Local situation in Hungary
Similarly to Spain, illegal poisoning constitutes a serious problem in Hungary, however, nobody has ever been convicted here despite exceptionally high number of cases in the past ten years. Since 2006 until today, altogether 243 cases were detected, in which 736 individuals of mammals and birds were found dead due to poisoning, and further 144 poisoned baits were discovered. Severity of the cases well shown by the fact that 611 of those were protected birds, and of which 75 were imperial eagles, 87 white-tailed eagles and three golden eagles. Combined nature conservation value of the protected species reaches 200 million forints.
HELICON LIFE+ (LIFE10NAT/HU/019) project, which started in 2012, was an important step regarding the detection of cases. Within the framework of HELICON, non-governmental and governmental nature conservation, as well as, the Police joined forces, and the first results of the cooperation have already been developing nowadays.

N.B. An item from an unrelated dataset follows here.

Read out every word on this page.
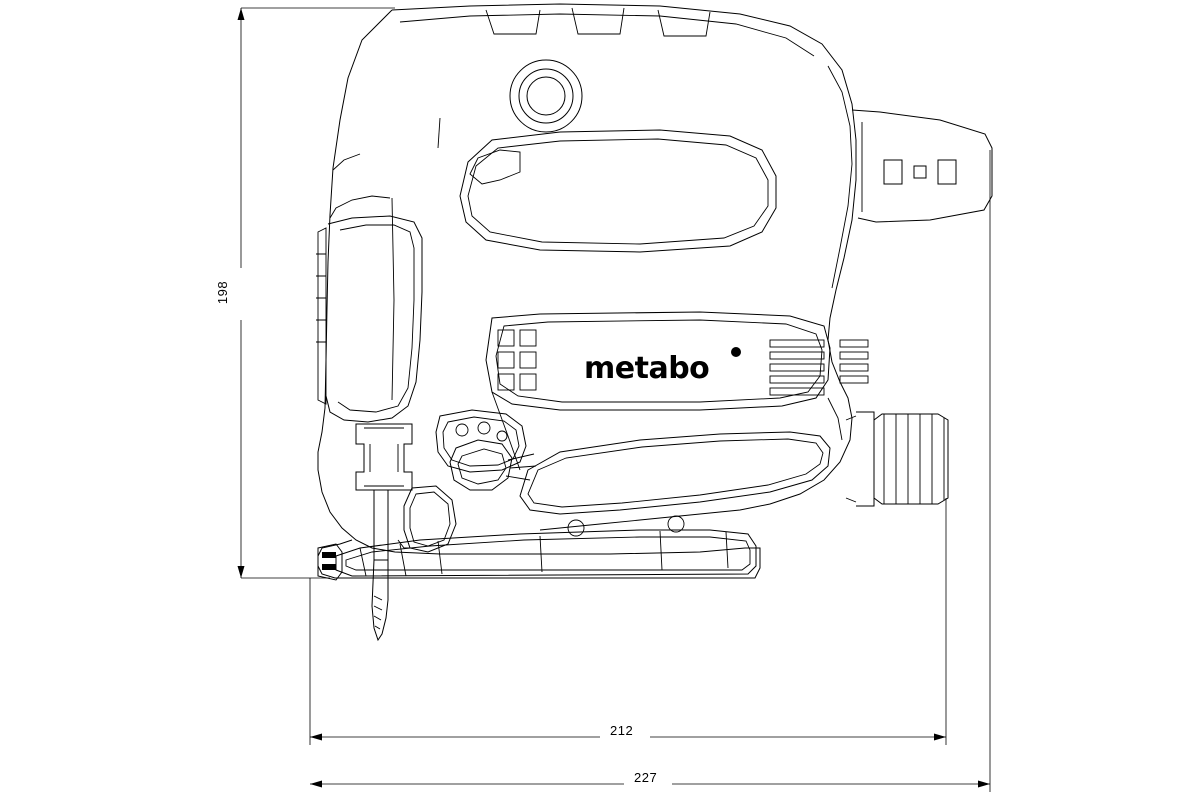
metabo
198
212
227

Within the project coordinated by MME, national experts created a national Anti-Poisoning Working Group, which prepared a recommended, detailed protocol for field investigations, veterinary examinations and police investigations. Experts involved in the investigations may get familiar with it during trainings held nationwide. Members of the national park ranger service and MME’s special detection dog unit are on a continuous patrol in SPAs. Young imperial eagles are followed by satellite telemetry to be able to intervene anytime problems arose.
Partly due to these actions of the project four perpetrators were brought to trial in three different cases for persecution of birds of prey. In one case, a Bács-Kiskun county professional hunter is suspected of putting out poisoned eggs, and where carcasses of a dog, a badger, a carrion crow and three marsh harriers were discovered. In another case two another professional hunters from Jász-Nagykun-Szolnok County are suspected of the same act probably causing the deaths of two imperial eagles and other protected birds of prey. During the investigation of the third case, a dozen protected raptors among them a freshly stuffed imperial eagle were discovered in a professional hunter’s home in Heves county while being searched. The birds were probably victims of either poisoning or shooting.
Hopefully, besides convictions in Spain, there will be precedent-setting judgements in the near future in Hungary too, and those will be dissuasive enough to commit such crimes again!
Abovementioned Spanish and Hungarian cases well prove that EU funded Life+ projects may lead to striking results, which would be otherwise impossible for nature conservation organizations without that kind of financial support.